Klappohrkatze kommt nach Hause: Meine Abenteuer mit Norton (German Edition)
Vorwort
E iner der Gründe, warum ich in meine jetzige Wohnung gezogen bin, ist der, dass sie ganz nah am Washington Square Park liegt, im Herzen von Greenwich Village. Seit ich nach New York kam, habe ich mir immer vorgestellt, dort zu leben. Für uns Menschen sind es allerdings häufig zwei ganz verschiedene Dinge, etwas zu wollen oder etwas tatsächlich zu tun. Was mich zu dem Eingeständnis des wahren Grundes für meinen Umzug führt: Mein Kater wollte am Washington Square Park wohnen.
Bitte seien Sie so nett und fragen Sie jetzt nicht, woher ich weiß, dass dies der Wohnort seiner Wahl war. Ich weiß viele seltsame Dinge über meine Katze, und ich möchte lieber nicht darüber reden, denn jeder, der kein fanatischer Katzenliebhaber ist, wird mich für verrückt erklären, und jeder, der ein fanatischer Katzenliebhaber ist (oder von meinem speziellen Fanatismus gelesen hat), wird diese Aussage gar nicht erst in Frage stellen. Tatsächlich lautet die einzige Frage, die diese anderen Leser vielleicht stellen werden: »Warum hat es so lange gedauert?«
Es hat so lange gedauert, weil ich einfach nicht gemerkt hatte, dass Norton, mein außergewöhnlicher, genialer – und habe ich es schon erwähnt, hinreißend hübscher – Kumpel vom Stamme Schottische Faltohrkatze den Hundeauslauf so über die Maßen liebte.

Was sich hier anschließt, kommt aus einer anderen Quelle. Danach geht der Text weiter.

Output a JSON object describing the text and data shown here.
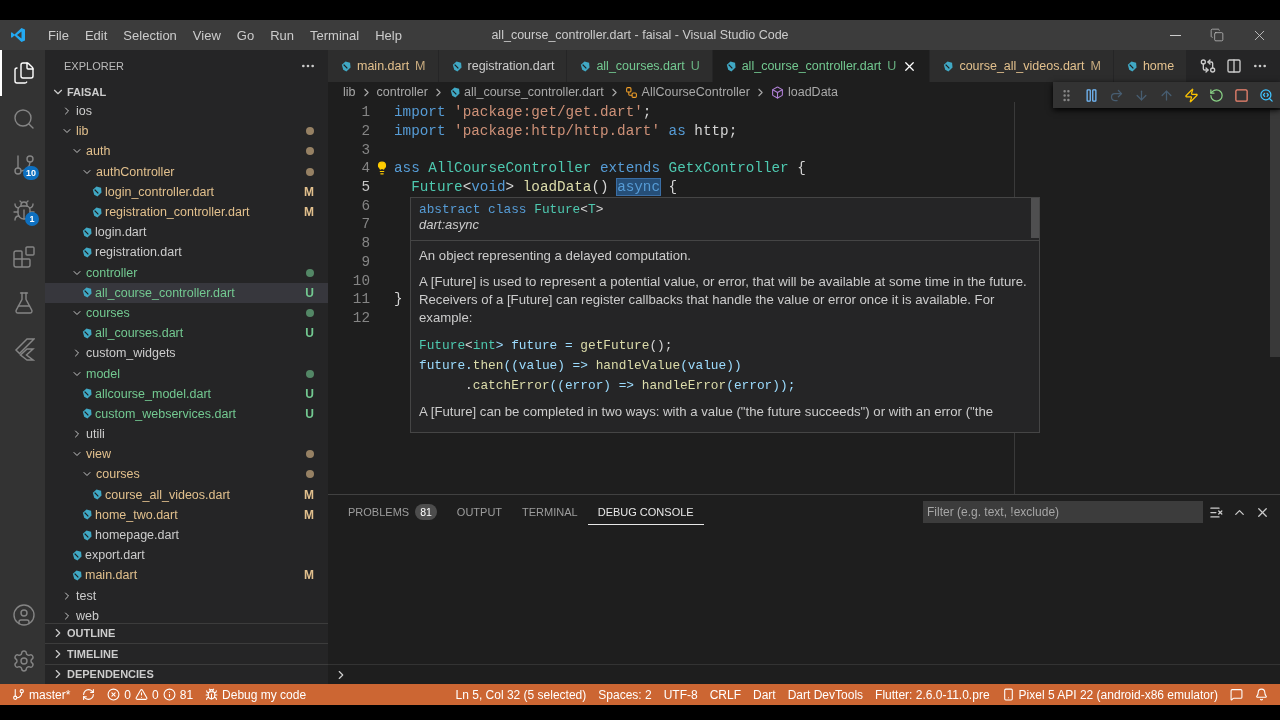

Meine Ignoranz hielt bis zu jenem Tag an, als wir an einem sonnigen Nachmittag durchs Village spazierten. Das heißt, ich spazierte; Norton befand sich in seiner gewohnten Position und lag entspannt halb in und halb neben der Stoffnetztasche, die über meiner Schulter hing, und drehte seinen Kopf nach jedem und allem um. Irgendwann fanden wir uns mitten im Park wieder. Neben den Klängen von Gitarren und Bongos (ich weiß, das klingt, als seien Sie plötzlich in ein Happening von 1960 geraten, aber ich schwöre, da waren wirklich Gitarren und Bongos) hörte man von Weitem unablässiges Hundegebell. Wir begaben uns auf die Südseite des Platzes, und tatsächlich, da gab es einen eingezäunten Bereich – etwas Gras, viel Erde –, in dem zwanzig oder dreißig Hunde aller Rassen und Größen sich wälzten, rannten, sprangen, apportierten, kläfften, knurrten, heulten und sich ganz allgemein wie glückliche, idiotische Hundchen aufführten. Norton war von diesem würdelosen, aber freigeistigen Verhalten fasziniert, also gingen wir so dicht wie möglich an den Maschendrahtzaun heran, der die Hunde und ihre Besitzer von den Nichthundebesitzern trennte. Norton wand sich noch weiter aus seiner Tasche heraus und reckte seinen Kopf – der den meisten Hunden problemlos ins Maul gepasst hätte – so weit er nur konnte über den Grenzzaun. Einige Hunde rannten herbei und bellten hysterisch, aber Norton blieb gelassen, wohl wissend, dass keiner der Kläffer ihn erreichen konnte und, falls doch, ich nur einen Schritt zurücktreten musste, um ihn aus der Gefahrenzone zu befördern.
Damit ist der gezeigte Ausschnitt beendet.